Esquissé passé, Hemmingford, vendredi 29 novembre 2019
Mon père avait fait l’acquisition, je ne sais comment ni où, d’un violoncelle Suzuki, qu’il avait d’abord converti en violoncelle-basse, avec des cordes à l’octave inférieure et un micro. L’expérience n’ayant pas été concluante, il a été de nouveau modifié, en violoncelle à cinq cordes, cette fois, par Mario Lamarre, mon luthier.
À l’époque (au début des années 2000, mais je ne sais plus exactement), j’avais cherché « la » corde de mi idéale pour jouer la 6e Suite de Bach… Une corde de guitare? Non, elle roule sous l’archet. Une corde de boyau? Son intéressant, mais durée de vie nettement trop courte. J’avais fini par obtenir une corde d’essai de Pirastro, qui sonnait vraiment bien mais n’avait pas non plus duré bien longtemps. Aussi, le timbre des anciennes cordes résidentes de l’instrument ne marchait pas tellement avec celui du mi.
J’avais laissé l’instrument de côté lorsque ma corde d’essai avait cédé. Après tout, cet instrument ne sert qu’à « une » pièce (peut-être deux, on pourrait essayer l’Arpeggione, je crois…).
Mais quelle pièce! Quand « MEA, the creative cellist » a lancé sur Facebook (oui, bon…) le défi Bach, je me suis dit que j’allais remettre en service le violoncelle à cinq cordes, qui était maintenant totalement démonté et pas mal abandonné depuis la mort de mon père. Ça m’a pris un bon moment avant de localiser une corde de mi (j’ai songé tout de suite à Pirastro, mais ai renoncé: leur corde est trois fois plus chère que celles de la concurrence!), mais bon, finalement, j’ai tout.
Au moment de remonter le violoncelle, je m’aperçois que la table est craquée, des deux côtés de l’enclavement du manche… J’en parle avec ma mère, qui a des suggestions pour moi:
-Tu ne veux pas essayer de recoller avec un peu de colle blanche?
-Ben, non!
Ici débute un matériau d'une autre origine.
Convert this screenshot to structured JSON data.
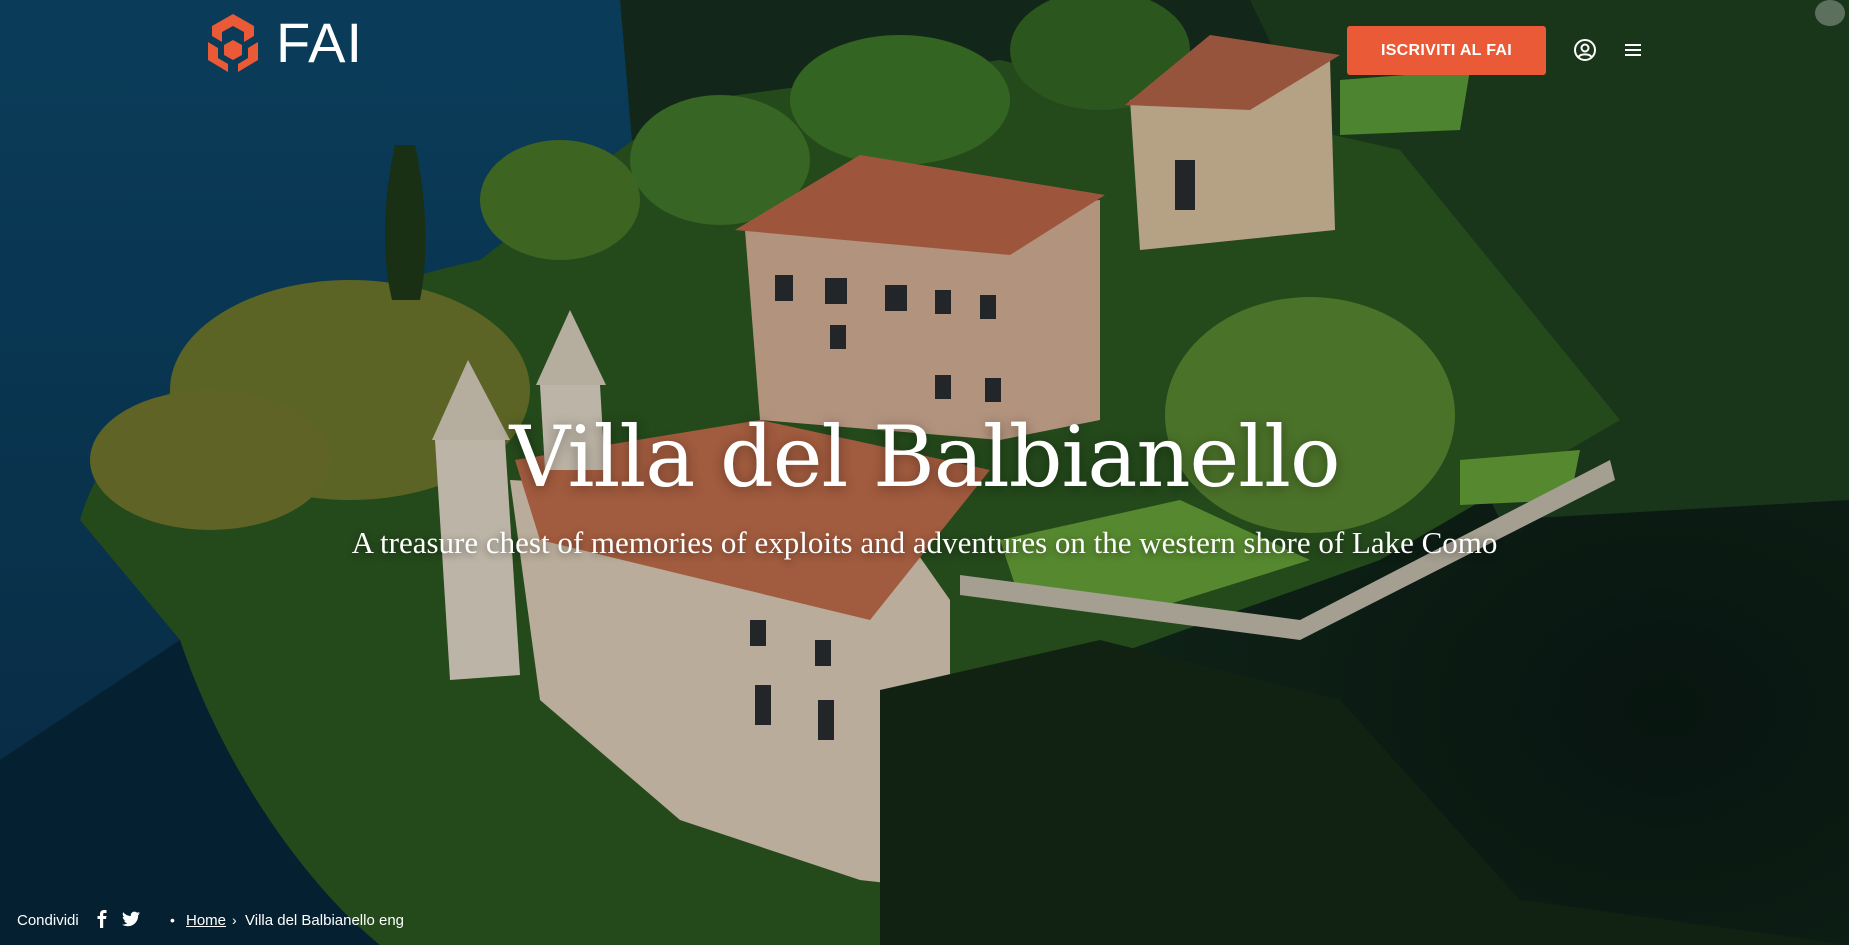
{
  "header": {
    "logo_text": "FAI",
    "join_button": "ISCRIVITI AL FAI",
    "accent_color": "#ea5a36",
    "user_icon": "user-circle-icon",
    "menu_icon": "hamburger-menu-icon"
  },
  "hero": {
    "title": "Villa del Balbianello",
    "subtitle": "A treasure chest of memories of exploits and adventures on the western shore of Lake Como"
  },
  "share": {
    "label": "Condividi",
    "facebook_icon": "facebook-icon",
    "twitter_icon": "twitter-icon"
  },
  "breadcrumb": {
    "separator_dot": "•",
    "home": "Home",
    "separator": "›",
    "current": "Villa del Balbianello eng"
  }
}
C’est catastrophique de faire ça!
-Ben, tsé, juste un peu, que tu mets avec un q-tips [en faisant le geste]…
-Ben, non; Mario va me tuer!
-Tu lui diras: « C’est ma mère »!
Esquissé passé, Notre-Dame-de-Grâce, vendredi 15 novembre 2019
-Y joue bien, juste pas avec quelqu’un d’autre!